To conclude: I am now going to indulge in a little sentimentality! For some years after his death, I would be sort of expecting him to burst into the room any time and fill it up with his presence – it is only recently that this feeling has abated. I still try to avoid getting into discussions about him, unless it is with close colleagues from those days like Madhavan and Sunil Kaul. What stays on with me along with his commitment and his passion is his sense of fun and his habit of eating only once a day. He livened up what would have been a boring few days in Aizawl by discovering the ‘Mizo Flick’ – an adjustment Mizo women did to their clothes while walking that provided a fleeting glimpse of undergarments.
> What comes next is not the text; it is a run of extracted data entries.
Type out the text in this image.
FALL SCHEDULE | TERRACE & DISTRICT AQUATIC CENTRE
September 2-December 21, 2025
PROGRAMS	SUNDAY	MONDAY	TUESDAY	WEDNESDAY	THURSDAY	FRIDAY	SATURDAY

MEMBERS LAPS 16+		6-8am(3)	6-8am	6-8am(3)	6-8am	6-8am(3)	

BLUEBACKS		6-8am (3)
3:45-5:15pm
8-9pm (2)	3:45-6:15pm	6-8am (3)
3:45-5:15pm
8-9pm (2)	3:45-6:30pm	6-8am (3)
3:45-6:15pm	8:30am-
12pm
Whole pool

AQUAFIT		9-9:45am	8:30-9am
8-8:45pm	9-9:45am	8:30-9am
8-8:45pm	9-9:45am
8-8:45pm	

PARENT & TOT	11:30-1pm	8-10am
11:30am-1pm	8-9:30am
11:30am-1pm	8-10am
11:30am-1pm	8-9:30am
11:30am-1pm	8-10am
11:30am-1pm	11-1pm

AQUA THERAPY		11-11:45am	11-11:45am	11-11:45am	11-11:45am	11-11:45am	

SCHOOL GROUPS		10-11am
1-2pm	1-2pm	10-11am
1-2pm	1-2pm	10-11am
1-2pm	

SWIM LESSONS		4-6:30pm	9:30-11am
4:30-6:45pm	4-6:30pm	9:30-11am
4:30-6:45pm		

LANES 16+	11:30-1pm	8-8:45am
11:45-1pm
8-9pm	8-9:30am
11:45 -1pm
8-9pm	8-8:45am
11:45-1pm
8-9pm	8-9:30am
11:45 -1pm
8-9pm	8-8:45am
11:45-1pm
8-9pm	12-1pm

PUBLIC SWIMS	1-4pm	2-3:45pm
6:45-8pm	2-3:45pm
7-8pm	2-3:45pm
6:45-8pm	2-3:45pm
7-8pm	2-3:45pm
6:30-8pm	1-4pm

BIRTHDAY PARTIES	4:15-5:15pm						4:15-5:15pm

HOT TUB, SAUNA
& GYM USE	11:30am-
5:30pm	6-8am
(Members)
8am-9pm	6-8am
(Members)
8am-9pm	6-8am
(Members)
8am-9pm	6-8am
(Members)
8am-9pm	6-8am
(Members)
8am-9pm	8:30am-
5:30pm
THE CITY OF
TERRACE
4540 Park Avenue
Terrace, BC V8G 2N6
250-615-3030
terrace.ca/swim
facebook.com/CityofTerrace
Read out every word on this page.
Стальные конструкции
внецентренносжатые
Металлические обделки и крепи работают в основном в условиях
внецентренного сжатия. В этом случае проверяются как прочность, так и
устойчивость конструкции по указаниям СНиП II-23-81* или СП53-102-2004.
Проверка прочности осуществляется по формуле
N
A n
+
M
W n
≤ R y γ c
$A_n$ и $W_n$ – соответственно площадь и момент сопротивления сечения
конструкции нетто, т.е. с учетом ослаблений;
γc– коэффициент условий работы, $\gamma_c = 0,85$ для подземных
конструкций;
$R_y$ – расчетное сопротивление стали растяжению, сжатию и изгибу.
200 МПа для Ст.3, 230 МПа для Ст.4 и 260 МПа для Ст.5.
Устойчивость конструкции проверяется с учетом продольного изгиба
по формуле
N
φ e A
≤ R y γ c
He could ferret out food from the unlikeliest of places at the unlikeliest of times – I remember us arriving in Pasighat some late evening, hungry and tired and with everything closed, and he managed to charm some shopkeeper into preparing hot food by speaking Marwari and enquiring into his lineage.

 

Today, ten years later, one feels a certain sense of déjà vu with the news from Assam of Mr. Ram of the FCI, the is-he-dead-is-he-not, the playing with the sentiments of a family in deep distress. I quote Sumita Ghose in a recent article in The Telegraph – that ULFA are ‘a bunch of ageing dickheads (this word is mine – she uses ‘men’, but being a member of the tribe I revolt at the association) who still believe that lies, guns, extortion, force, and other such cowardly means will bring about a positive and lasting change.’ She exhorts Mr. Ram’s family against believing a word ULFA says. I second that!

 



[1] A poem by Mary Frye that has me thinking of Sanjoy.